Missions princières : les back stages!

Missions princières : les back stages!

Du 16 au 23 février s’envolera pour le Mexique une large délégation d’entrepreneurs, emmenés par S.A.R la Princesse Astrid, hub.brussels et ses pendants flamand et wallon, FIT et l’AWEX. On en profite pour vous faire visiter les coulisses d’une mission princière, avec Ghislain Breydel, Area Manager chez hub.brussels. Suivez le guide… 

Diplômé en droit, Ghislain a occupé la fonction de Project manager au sein de Bruxelles Invest & Export pendant 5 ans. Depuis 2016, il est Area Manager pour l’Afrique du Nord et le Moyen-Orient et coordonne les événements, missions et actions y afférant. En novembre dernier, il a orchestré au Maroc une mission princière à l’ampleur inédite : 470 participants belges, parmi lesquels 110 entrepreneurs bruxellois, se sont rendus à Casablanca, Rabat et Tanger pour y rencontrer des décideurs marocains aussi bien du secteur public que privé.

Comment se déroule une mission princière?

G.B. : Les missions suivent généralement un canevas assez similaire. Une délégation, composée des ministres concerné.e.s et des entreprises participantes, part pour un séjour de 3 à 5 jours dans le pays hôte. Celui-ci est ponctué de cérémonies de signatures et d’accords bilatéraux, ainsi que de réunions lors desquelles nos ministres et S.A.R. la princesse Astrid rencontrent leurs homologues étrangers.

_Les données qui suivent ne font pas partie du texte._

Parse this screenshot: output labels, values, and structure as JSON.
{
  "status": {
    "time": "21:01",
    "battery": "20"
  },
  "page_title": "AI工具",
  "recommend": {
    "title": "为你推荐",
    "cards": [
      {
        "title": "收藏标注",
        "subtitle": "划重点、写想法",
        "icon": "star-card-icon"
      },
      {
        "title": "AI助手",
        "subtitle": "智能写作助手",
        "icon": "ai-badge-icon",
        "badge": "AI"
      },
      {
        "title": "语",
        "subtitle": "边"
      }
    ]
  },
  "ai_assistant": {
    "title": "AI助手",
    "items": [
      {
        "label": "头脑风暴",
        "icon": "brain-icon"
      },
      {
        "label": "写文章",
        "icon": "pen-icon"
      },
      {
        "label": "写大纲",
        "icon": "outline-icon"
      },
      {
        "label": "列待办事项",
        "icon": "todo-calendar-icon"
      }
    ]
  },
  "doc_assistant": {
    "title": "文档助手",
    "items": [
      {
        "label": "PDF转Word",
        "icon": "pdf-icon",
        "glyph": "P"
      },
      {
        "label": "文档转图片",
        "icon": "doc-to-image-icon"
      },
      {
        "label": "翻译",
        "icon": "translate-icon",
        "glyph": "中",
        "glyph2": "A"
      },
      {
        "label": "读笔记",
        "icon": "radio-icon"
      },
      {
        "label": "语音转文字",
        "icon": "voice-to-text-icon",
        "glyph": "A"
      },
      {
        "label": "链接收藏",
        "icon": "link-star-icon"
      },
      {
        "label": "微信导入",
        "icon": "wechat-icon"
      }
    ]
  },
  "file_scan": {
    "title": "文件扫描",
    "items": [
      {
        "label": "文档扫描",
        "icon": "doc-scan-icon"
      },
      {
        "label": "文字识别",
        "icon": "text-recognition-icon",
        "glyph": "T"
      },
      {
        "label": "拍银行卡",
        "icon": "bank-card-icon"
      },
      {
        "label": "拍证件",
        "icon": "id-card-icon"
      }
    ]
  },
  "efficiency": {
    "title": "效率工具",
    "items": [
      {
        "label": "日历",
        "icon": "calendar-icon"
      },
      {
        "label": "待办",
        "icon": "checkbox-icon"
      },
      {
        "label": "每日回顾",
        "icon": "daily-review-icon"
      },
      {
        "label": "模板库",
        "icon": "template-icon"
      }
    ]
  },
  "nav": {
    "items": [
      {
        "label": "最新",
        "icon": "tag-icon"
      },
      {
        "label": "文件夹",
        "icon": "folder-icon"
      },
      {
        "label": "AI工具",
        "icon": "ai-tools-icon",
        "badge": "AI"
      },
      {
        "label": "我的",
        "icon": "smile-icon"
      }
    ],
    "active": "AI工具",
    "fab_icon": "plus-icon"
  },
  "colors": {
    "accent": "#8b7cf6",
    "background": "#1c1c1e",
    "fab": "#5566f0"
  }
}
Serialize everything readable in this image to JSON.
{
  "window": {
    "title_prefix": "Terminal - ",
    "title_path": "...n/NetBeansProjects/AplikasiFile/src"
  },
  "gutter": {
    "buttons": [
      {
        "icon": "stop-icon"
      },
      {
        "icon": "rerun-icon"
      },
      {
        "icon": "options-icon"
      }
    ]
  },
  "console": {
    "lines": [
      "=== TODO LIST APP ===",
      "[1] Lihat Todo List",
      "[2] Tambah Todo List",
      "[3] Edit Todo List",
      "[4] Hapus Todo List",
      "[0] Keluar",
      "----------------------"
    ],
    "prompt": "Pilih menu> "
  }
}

De leur côté, les entreprises participantes sont invitées à assister à une série de séminaires thématiques, qui sont généralement suivis de moments de networking très appréciés, car ils permettent d’échanger entre entrepreneurs belges et locaux – et parfois avec les ministres – de façon moins formelle.

Qui se charge de leur organisation?

G.B. : C’est aux organismes de commerce des trois régions de créer un programme collectif, en coordination avec le SPF Affaires étrangères et l’Agence pour le commerce extérieur. hub.brussels travaille pour ce faire en collaboration étroite avec FIT et l’AWEX, ses pendants flamand et wallon. Chaque région liste ses secteurs de prédilection pour la destination, après quoi nous établissons un programme cohérent et porteur.

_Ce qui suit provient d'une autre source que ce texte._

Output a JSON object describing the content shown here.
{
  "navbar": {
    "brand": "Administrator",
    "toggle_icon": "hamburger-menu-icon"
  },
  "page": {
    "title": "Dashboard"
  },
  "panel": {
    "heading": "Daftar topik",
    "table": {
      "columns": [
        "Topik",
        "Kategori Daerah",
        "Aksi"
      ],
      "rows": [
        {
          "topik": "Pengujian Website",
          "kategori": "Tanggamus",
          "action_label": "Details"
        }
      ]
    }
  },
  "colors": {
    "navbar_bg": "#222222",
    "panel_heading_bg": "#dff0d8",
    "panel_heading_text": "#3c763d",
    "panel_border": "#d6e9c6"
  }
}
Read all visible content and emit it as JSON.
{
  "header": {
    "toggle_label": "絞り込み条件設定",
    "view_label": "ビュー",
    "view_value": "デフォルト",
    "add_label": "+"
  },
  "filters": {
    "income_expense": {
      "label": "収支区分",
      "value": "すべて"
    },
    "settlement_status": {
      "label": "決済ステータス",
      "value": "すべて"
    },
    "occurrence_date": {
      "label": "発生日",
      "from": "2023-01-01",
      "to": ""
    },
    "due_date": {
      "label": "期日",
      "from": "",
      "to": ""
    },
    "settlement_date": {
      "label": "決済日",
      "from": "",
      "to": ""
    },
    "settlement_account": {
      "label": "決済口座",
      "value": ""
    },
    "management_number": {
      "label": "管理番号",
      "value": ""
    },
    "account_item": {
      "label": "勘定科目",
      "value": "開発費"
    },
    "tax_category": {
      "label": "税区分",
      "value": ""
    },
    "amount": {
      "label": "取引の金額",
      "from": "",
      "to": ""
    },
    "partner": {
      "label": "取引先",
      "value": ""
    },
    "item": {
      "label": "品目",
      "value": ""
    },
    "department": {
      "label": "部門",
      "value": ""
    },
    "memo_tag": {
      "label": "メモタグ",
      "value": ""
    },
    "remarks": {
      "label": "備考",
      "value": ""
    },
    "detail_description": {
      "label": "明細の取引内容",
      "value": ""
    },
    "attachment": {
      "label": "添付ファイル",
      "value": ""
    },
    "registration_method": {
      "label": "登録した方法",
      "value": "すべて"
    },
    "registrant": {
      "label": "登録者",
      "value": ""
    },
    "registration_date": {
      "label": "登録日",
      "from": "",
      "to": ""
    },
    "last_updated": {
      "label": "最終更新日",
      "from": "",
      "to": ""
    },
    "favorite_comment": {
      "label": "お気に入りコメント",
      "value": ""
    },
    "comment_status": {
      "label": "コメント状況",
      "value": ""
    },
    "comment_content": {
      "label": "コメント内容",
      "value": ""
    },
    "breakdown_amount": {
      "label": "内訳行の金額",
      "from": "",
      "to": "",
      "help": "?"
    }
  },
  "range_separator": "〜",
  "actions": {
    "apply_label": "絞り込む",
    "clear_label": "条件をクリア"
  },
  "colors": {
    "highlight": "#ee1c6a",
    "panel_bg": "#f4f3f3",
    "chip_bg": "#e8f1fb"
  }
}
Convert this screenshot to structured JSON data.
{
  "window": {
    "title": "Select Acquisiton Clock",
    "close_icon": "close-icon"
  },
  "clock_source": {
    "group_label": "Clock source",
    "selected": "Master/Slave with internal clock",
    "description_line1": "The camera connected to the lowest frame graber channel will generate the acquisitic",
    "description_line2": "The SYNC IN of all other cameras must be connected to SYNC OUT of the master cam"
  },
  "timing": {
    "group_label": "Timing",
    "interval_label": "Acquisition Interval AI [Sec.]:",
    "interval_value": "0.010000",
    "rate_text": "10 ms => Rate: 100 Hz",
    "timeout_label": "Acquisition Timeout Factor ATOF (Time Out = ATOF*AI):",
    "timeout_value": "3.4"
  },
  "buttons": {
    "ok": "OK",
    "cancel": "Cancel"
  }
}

Les domaines d’expertise sont-ils communs aux trois Régions?

G.B. :Chaque Région possède ses propres domaines d’expertise. Ces domaines varient en fonction des pays visités lors des missions.

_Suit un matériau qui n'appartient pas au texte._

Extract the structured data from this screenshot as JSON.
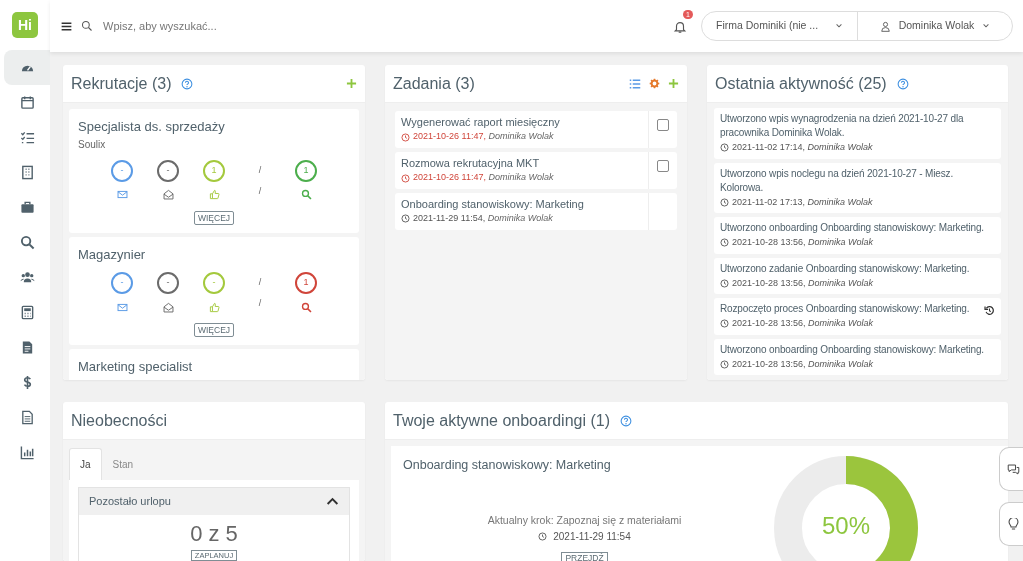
{
  "logo": {
    "text": "Hi"
  },
  "sidebar": {
    "items": [
      {
        "selected": true
      },
      {
        "selected": false
      },
      {
        "selected": false
      },
      {
        "selected": false
      },
      {
        "selected": false
      },
      {
        "selected": false
      },
      {
        "selected": false
      },
      {
        "selected": false
      },
      {
        "selected": false
      },
      {
        "selected": false
      },
      {
        "selected": false
      },
      {
        "selected": false
      }
    ]
  },
  "topbar": {
    "search": {
      "placeholder": "Wpisz, aby wyszukać..."
    },
    "notifications": {
      "count": "1"
    },
    "company_select": {
      "value": "Firma Dominiki (nie ..."
    },
    "user_menu": {
      "name": "Dominika Wolak"
    }
  },
  "recruitments": {
    "title": "Rekrutacje (3)",
    "items": [
      {
        "title": "Specjalista ds. sprzedaży",
        "company": "Soulix",
        "stats": [
          {
            "kind": "count",
            "value": "-",
            "color": "#5b9be6"
          },
          {
            "kind": "count",
            "value": "-",
            "color": "#6b6b6b"
          },
          {
            "kind": "count",
            "value": "1",
            "color": "#a4c93d"
          },
          {
            "kind": "separator",
            "value": "/",
            "value_below": "/"
          },
          {
            "kind": "count",
            "value": "1",
            "color": "#4cae4c"
          }
        ],
        "button": "WIĘCEJ"
      },
      {
        "title": "Magazynier",
        "stats": [
          {
            "kind": "count",
            "value": "-",
            "color": "#5b9be6"
          },
          {
            "kind": "count",
            "value": "-",
            "color": "#6b6b6b"
          },
          {
            "kind": "count",
            "value": "-",
            "color": "#a4c93d"
          },
          {
            "kind": "separator",
            "value": "/",
            "value_below": "/"
          },
          {
            "kind": "count",
            "value": "1",
            "color": "#d0453a"
          }
        ],
        "button": "WIĘCEJ"
      },
      {
        "title": "Marketing specialist"
      }
    ]
  },
  "tasks": {
    "title": "Zadania (3)",
    "items": [
      {
        "title": "Wygenerować raport miesięczny",
        "time": "2021-10-26 11:47,",
        "author": "Dominika Wolak",
        "overdue": true,
        "checkable": true,
        "checked": false
      },
      {
        "title": "Rozmowa rekrutacyjna MKT",
        "time": "2021-10-26 11:47,",
        "author": "Dominika Wolak",
        "overdue": true,
        "checkable": true,
        "checked": false
      },
      {
        "title": "Onboarding stanowiskowy: Marketing",
        "time": "2021-11-29 11:54,",
        "author": "Dominika Wolak",
        "overdue": false,
        "checkable": false
      }
    ]
  },
  "activity": {
    "title": "Ostatnia aktywność (25)",
    "items": [
      {
        "text": "Utworzono wpis wynagrodzenia na dzień 2021-10-27 dla pracownika Dominika Wolak.",
        "time": "2021-11-02 17:14,",
        "author": "Dominika Wolak",
        "revertible": false
      },
      {
        "text": "Utworzono wpis noclegu na dzień 2021-10-27 - Miesz. Kolorowa.",
        "time": "2021-11-02 17:13,",
        "author": "Dominika Wolak",
        "revertible": false
      },
      {
        "text": "Utworzono onboarding Onboarding stanowiskowy: Marketing.",
        "time": "2021-10-28 13:56,",
        "author": "Dominika Wolak",
        "revertible": false
      },
      {
        "text": "Utworzono zadanie Onboarding stanowiskowy: Marketing.",
        "time": "2021-10-28 13:56,",
        "author": "Dominika Wolak",
        "revertible": false
      },
      {
        "text": "Rozpoczęto proces Onboarding stanowiskowy: Marketing.",
        "time": "2021-10-28 13:56,",
        "author": "Dominika Wolak",
        "revertible": true
      },
      {
        "text": "Utworzono onboarding Onboarding stanowiskowy: Marketing.",
        "time": "2021-10-28 13:56,",
        "author": "Dominika Wolak",
        "revertible": false
      }
    ]
  },
  "absences": {
    "title": "Nieobecności",
    "tabs": [
      {
        "label": "Ja",
        "selected": true
      },
      {
        "label": "Stan",
        "selected": false
      }
    ],
    "panel": {
      "title": "Pozostało urlopu",
      "expanded": true,
      "value": "0 z 5",
      "button": "ZAPLANUJ"
    }
  },
  "onboardings": {
    "title": "Twoje aktywne onboardingi (1)",
    "items": [
      {
        "title": "Onboarding stanowiskowy: Marketing",
        "step": "Aktualny krok: Zapoznaj się z materiałami",
        "time": "2021-11-29 11:54",
        "button": "PRZEJDŹ",
        "level": 0.5,
        "progress_label": "50%"
      }
    ]
  }
}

Par exemple, à l’occasion de cette mission au Maroc,  la Wallonie a axé son programme sur les secteurs des mines et de l’énergie, et la Flandre sur ceux de la logistique et de la chimie. Bruxelles a pour sa part une expertise à faire valoir dans le secteur de la construction, et plus précisément de la construction durable.

Mais la particularité de Bruxelles est surtout de se pencher sur le secteur tertiaire, dit de services. La part bruxelloise représente 25,5 % des exportations belges de services. Il comprend les services liés au secteur de la construction, tels que les bureaux d’étude ou d’architectes, mais aussi ceux relevant des secteurs juridique et financier. En tant que capitale de l’Europe, Bruxelles est une destination de premier plan pour les entreprises étrangères souhaitant pénétrer les marchés européens. Par exemple, tout bureau d’avocat spécialisé en commerce international et concurrence se doit d’être présent à Bruxelles. Nous promouvons également Bruxelles comme centre d’arbitrage international.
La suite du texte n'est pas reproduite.